The Organized Crime Convention also obliges States parties to "reciprocally extend to
one another similar assistance" where the requesting State has "reasonable grounds to
suspect" that one or some of these offences are transnational in nature. This
transnational nature includes cases in which victims, witnesses, proceeds,
instrumentalities or evidence of such offences are located in the requested State and
when the offences involve an organized criminal group.
As outlined in the Organized Crime Convention, legal assistance may be requested for:
The Organized Crime Convention also requires States parties to afford each other
mutual legal assistance to the fullest extent possible.
However, different countries and traditions usually have substantial differences
regarding evidence gathering. For instance, in many civil law systems a magistrate
supervises the process, while in common law systems generally investigators have
broader powers. Evidence gathered without respecting procedures and formalities of
the requesting country may not be admissible in its courts, thus hampering prosecution.
Article 18 provides guidance to States on how to deal with incoming and outgoing
requests in order to reduce the risk of admissibility issues of the evidence gathered.

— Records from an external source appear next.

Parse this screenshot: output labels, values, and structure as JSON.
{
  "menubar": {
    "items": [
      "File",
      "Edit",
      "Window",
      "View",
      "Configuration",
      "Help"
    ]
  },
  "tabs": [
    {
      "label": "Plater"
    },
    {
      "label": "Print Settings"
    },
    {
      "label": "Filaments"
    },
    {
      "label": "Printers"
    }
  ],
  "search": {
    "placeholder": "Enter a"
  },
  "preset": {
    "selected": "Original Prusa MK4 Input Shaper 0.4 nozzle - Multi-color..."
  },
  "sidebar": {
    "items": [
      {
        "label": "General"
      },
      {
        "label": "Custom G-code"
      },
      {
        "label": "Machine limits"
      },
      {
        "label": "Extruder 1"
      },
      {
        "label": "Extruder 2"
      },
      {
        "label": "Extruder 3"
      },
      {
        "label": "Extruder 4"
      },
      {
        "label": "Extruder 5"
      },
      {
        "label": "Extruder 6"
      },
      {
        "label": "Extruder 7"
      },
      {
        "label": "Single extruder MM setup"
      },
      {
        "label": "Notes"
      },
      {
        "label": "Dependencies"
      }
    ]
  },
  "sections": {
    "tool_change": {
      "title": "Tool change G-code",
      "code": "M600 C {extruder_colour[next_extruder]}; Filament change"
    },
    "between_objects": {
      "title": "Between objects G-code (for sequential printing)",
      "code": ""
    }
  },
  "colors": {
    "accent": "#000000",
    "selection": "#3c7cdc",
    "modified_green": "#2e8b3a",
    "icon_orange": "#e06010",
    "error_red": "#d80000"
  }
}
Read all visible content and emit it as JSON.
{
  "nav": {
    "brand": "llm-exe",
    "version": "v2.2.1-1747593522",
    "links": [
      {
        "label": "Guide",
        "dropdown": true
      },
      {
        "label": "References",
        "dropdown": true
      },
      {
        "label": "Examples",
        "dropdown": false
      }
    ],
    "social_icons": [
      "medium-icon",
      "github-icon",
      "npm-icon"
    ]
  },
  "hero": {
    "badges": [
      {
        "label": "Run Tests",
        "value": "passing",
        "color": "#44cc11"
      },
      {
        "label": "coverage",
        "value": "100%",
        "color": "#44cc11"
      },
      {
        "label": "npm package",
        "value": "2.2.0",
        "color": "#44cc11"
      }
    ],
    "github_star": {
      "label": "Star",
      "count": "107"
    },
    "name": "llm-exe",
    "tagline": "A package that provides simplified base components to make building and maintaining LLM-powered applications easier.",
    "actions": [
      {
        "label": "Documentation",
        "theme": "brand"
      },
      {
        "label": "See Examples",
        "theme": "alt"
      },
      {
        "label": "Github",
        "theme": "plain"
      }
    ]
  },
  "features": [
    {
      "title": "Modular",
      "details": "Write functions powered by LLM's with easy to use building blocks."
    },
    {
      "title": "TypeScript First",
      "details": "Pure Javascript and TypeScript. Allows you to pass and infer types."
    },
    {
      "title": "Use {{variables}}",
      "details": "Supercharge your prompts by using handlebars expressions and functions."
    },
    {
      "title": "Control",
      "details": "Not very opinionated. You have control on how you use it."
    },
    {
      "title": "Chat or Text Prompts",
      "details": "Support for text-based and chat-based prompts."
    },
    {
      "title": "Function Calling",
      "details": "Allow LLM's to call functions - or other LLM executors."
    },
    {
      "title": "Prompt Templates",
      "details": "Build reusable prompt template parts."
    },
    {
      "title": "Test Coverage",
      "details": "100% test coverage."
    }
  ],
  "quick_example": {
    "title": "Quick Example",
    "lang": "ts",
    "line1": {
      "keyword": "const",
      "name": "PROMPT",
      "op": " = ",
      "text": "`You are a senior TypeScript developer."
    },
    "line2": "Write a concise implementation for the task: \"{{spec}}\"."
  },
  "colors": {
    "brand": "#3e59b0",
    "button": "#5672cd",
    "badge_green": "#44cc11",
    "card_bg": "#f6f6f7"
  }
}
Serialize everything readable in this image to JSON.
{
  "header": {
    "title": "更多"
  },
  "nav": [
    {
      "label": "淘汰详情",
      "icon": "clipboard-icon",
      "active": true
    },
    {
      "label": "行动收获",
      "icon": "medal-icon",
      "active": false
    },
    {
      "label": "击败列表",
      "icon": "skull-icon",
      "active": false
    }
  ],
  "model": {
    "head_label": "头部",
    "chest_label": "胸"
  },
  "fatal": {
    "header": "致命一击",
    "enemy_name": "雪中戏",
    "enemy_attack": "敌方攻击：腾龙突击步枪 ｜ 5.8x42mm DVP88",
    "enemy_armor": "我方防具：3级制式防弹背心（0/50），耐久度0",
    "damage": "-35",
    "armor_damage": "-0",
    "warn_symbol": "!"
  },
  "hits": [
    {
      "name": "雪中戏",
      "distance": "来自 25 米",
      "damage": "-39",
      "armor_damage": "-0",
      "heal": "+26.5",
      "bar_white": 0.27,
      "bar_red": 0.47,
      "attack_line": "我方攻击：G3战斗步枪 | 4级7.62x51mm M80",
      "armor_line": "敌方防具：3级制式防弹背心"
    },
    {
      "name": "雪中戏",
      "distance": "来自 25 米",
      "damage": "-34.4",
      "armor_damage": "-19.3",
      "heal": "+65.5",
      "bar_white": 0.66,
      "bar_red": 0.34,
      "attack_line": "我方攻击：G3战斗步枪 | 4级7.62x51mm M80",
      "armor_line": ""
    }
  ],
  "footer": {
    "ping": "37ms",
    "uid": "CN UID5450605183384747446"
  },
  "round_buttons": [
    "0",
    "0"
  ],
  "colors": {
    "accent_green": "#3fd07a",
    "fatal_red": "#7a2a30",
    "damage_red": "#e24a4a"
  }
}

Increasingly, mutual legal assistance treaties require that States parties designate a
central authority (generally the ministry of justice) to whom requests can be sent, thus
providing an alternative to diplomatic channels. The judicial authorities of the requesting
State can then communicate with the central authority directly. Today, to an increasing
degree, even more direct channels are being used, in that an official in the requesting
State can send the request directly to the appropriate official of the other State. This
tendency demonstrates the importance of a national central authority as a prerequisite
for rendering mutual legal assistance more effective. The Organized Crime Convention
makes its designation a mandatory requirement for ensuring the speedy and proper
execution or transmission of the requests, without, however, prejudice to the right of
States parties to use the traditional diplomatic channels (art. 18, para. 13). Moreover, it
is equally important to staff the central authorities with practitioners who are legally
trained and have developed institutional expertise and continuity in the related practice,
as well as to ensure the dissemination of up-to-date information for them.
Given the wide and growing range of international instruments, each requiring States
parties to afford one another the widest possible mutual legal assistance and to
designate for that purpose a central authority, it is also important for States to ensure
that their central authorities are a single entity in order to facilitate greater consistency of
mutual legal assistance for different types of criminal offence and eliminate the potential
for fragmentation of effort in this area.
The relationship between bilateral and multilateral treaties for international mutual legal
assistance is addressed in the Organized Crime Convention. Major points are
summarized below:
The Convention does not override any existing mutual legal assistance treaty
already in place between States. Instead, the Convention gives States the option
to use its article 18, if that would facilitate cooperation.
The Convention applies to States parties if there is no existing treaty in place,
allowing for a framework for mutual legal assistance when making a request
pursuant to the Convention.
The Organized Crime Convention also encourages States parties to enter into
their own regional or bilateral agreements, with a view to enhancing cooperation
regarding transnational organized crime in all its forms and manifestations.